Turbulência

Turbulência

Na primeira vez que fui a Santiago, vôo saído de São Paulo, houve uma turbulência, mas na saída o céu estava limpo, não havia nenhuma nuvem acima de nós.

O avião, entretanto, começou a dar saltos, e colocamos o cinto de segurança. Olho pela janela: é que estamos sobrevoando de perto um grande tumulto de montanhas, a cordilheira dos andes.

As montanhas são belas, cobertas de gelo.

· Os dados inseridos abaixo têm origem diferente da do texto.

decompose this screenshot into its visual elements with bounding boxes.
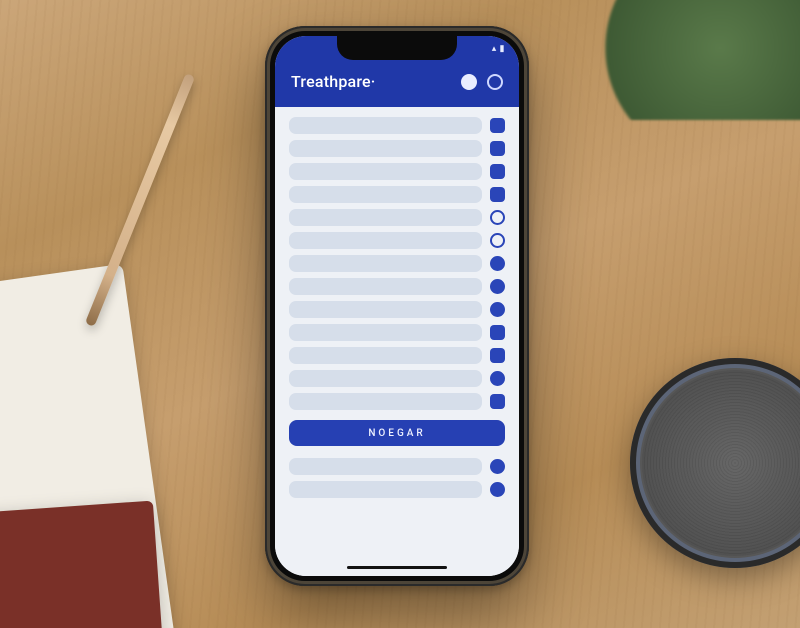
row-trailing-ring-icon[interactable]	[490, 210, 505, 225]
post-row[interactable]	[289, 481, 505, 498]
status-indicators: ▴ ▮	[492, 44, 505, 54]
row-placeholder-bar	[289, 255, 482, 272]
row-trailing-square-icon[interactable]	[490, 187, 505, 202]
list-row[interactable]	[289, 209, 505, 226]
main-list: NOEGAR	[275, 107, 519, 576]
list-row[interactable]	[289, 393, 505, 410]
row-placeholder-bar	[289, 163, 482, 180]
row-trailing-circle-icon[interactable]	[490, 302, 505, 317]
row-placeholder-bar	[289, 117, 482, 134]
row-placeholder-bar	[289, 324, 482, 341]
list-row[interactable]	[289, 370, 505, 387]
row-trailing-square-icon[interactable]	[490, 394, 505, 409]
row-trailing-circle-icon[interactable]	[490, 371, 505, 386]
row-trailing-square-icon[interactable]	[490, 325, 505, 340]
row-placeholder-bar	[289, 458, 482, 475]
prop-red-book	[0, 501, 167, 628]
list-row[interactable]	[289, 324, 505, 341]
row-placeholder-bar	[289, 186, 482, 203]
list-row[interactable]	[289, 255, 505, 272]
row-trailing-square-icon[interactable]	[490, 348, 505, 363]
row-placeholder-bar	[289, 370, 482, 387]
list-row[interactable]	[289, 278, 505, 295]
phone-screen: ▴ ▮ Treathpare· NOEGAR	[275, 36, 519, 576]
list-row[interactable]	[289, 232, 505, 249]
row-trailing-square-icon[interactable]	[490, 164, 505, 179]
row-placeholder-bar	[289, 209, 482, 226]
list-row[interactable]	[289, 347, 505, 364]
home-indicator[interactable]	[347, 566, 447, 569]
cta-label: NOEGAR	[368, 428, 425, 439]
list-row[interactable]	[289, 163, 505, 180]
row-placeholder-bar	[289, 393, 482, 410]
row-placeholder-bar	[289, 140, 482, 157]
prop-plant	[600, 0, 800, 120]
row-placeholder-bar	[289, 278, 482, 295]
row-placeholder-bar	[289, 301, 482, 318]
list-row[interactable]	[289, 140, 505, 157]
header-avatar-icon[interactable]	[461, 74, 477, 90]
list-row[interactable]	[289, 117, 505, 134]
row-trailing-square-icon[interactable]	[490, 118, 505, 133]
app-header: Treathpare·	[275, 62, 519, 107]
row-trailing-square-icon[interactable]	[490, 141, 505, 156]
primary-cta-button[interactable]: NOEGAR	[289, 420, 505, 446]
row-placeholder-bar	[289, 481, 482, 498]
header-actions	[461, 74, 503, 90]
row-placeholder-bar	[289, 347, 482, 364]
row-trailing-circle-icon[interactable]	[490, 256, 505, 271]
phone-notch	[337, 36, 457, 60]
list-row[interactable]	[289, 301, 505, 318]
app-title: Treathpare·	[291, 72, 376, 91]
post-row[interactable]	[289, 458, 505, 475]
row-trailing-circle-icon[interactable]	[490, 482, 505, 497]
list-row[interactable]	[289, 186, 505, 203]
row-trailing-circle-icon[interactable]	[490, 279, 505, 294]
row-trailing-circle-icon[interactable]	[490, 459, 505, 474]
header-refresh-icon[interactable]	[487, 74, 503, 90]
phone-frame: ▴ ▮ Treathpare· NOEGAR	[265, 26, 529, 586]
row-trailing-ring-icon[interactable]	[490, 233, 505, 248]
row-placeholder-bar	[289, 232, 482, 249]
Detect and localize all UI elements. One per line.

É fácil explicar que o vento nas montanhas faz corrente para baixo e para cima, como também o ar é mais frio debaixo da leve nuvem.

Há um passageiro assustado, o comissário diz que ” isso é natural”. Mas, o avião com o tranquilo conforto imóvel com que nos faz vencer milhas em segundos, havia nos tirado o sentimento do natural. Somos hóspedes da máquina. Os motores foram revistos, estão perfeitos, funcionam bem, e temos nossas passagens no bolso; tudo está em ordem.

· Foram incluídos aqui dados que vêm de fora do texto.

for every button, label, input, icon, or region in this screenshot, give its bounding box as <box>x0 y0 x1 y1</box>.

Os solavancos nos lembram de que a natureza insiste em existir, e ainda nos precipita além dela, para os reinos azuis da Metafísica. Pode o avião vencer a montanha, e desprezar as passagens antigas que a humanidade sempre trilhou. Mas, sua vitória não pode ser saboreada de perto: mesmo debaixo, a montanha ainda fez sentir que existe, e à menor imprudência da máquina, o gigante vencido a sorverá em um instante, e a destruirá. Assim a humilde lagoa, assim a pequena nuvem: a tudo isso somos sensíveis dentro de nosso monstro de metal.